Closed ABaldrati closed 5 months ago

ABaldrati commented 5 months ago

Dear Authors,

First of all, thank you for your excellent work on the paper. I have studied your approach and have some questions regarding the feature extraction process when using GenAD encoder for planning as described in the following paragraph:

Tab. 5 shows the planning results on nuScenes where ground truth poses are available for the ego vehicle. By freezing the GenAD encoder and only optimizing an additional MLP on top of it, the model can effectively learn to plan.
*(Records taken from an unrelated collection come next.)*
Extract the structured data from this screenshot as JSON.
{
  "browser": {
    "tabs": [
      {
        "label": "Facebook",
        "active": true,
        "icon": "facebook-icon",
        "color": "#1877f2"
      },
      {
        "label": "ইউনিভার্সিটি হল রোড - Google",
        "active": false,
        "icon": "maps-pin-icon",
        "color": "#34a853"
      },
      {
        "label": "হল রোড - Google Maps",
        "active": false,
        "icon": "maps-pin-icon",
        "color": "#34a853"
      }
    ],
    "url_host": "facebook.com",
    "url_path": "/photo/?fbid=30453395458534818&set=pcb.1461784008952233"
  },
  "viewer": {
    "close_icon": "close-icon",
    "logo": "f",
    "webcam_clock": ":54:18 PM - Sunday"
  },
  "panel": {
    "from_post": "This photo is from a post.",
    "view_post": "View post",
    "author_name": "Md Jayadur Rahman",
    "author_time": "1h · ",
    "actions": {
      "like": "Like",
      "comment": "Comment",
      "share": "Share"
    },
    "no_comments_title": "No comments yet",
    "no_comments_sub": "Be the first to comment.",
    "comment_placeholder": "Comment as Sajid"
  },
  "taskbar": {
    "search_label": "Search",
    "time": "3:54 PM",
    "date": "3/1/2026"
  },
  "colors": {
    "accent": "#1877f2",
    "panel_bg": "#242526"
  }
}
In particular, by pre-extracting image features using GenAD's UNet encoder, the entire learning process for plan adaptation takes only 10 minutes on a single NVIDIA Tesla V100 device, which is 3400 times more efficient than training the UniAD planner.

I am particularly interested in understanding the following points:

  1. Since GenAD is a diffusion denoising network that takes a diffusion timestep as input, could you specify which diffusion timestep is used during the feature extraction process?
  2. Can you confirm that cleaned frames are used as input during this feature extraction process?
  3. In addition, I would appreciate if you could provide more details about
    • From which GenAD encoder layer (or layers) are the features extracted?
    • Could you please provide more details on how the features are processed in the MLP?

Thank you very much for your time and help.

Best regards,

Little-Podi commented 5 months ago

Hi Alberto,

Since GenAD is a diffusion denoising network that takes a diffusion timestep as input, could you specify which diffusion timestep is used during the feature extraction process?

We adopt timestep 0, which corresponds to the lowest diffusion level without noise. Note that GenAD's UNet takes $\sigma$ as a condition to indicate the timestep. The translation from timestep to $\sigma$ follows this implementation.

Can you confirm that cleaned frames are used as input during this feature extraction process?

Yes, original frames are applied without noise augmentation.

From which GenAD encoder layer (or layers) are the features extracted?

Our feature extraction process ends at the middle block of GenAD's UNet (see the illustration below), and all upsampling blocks are not used for this task.

image

Could you please provide more details on how the features are processed in the MLP?

We simply flatten the feature map after it is extracted by the UNet. The feature sequence is then sent to an MLP that regresses the planning waypoints.

ABaldrati commented 5 months ago

Great! Thank you so much for your detailed explanation!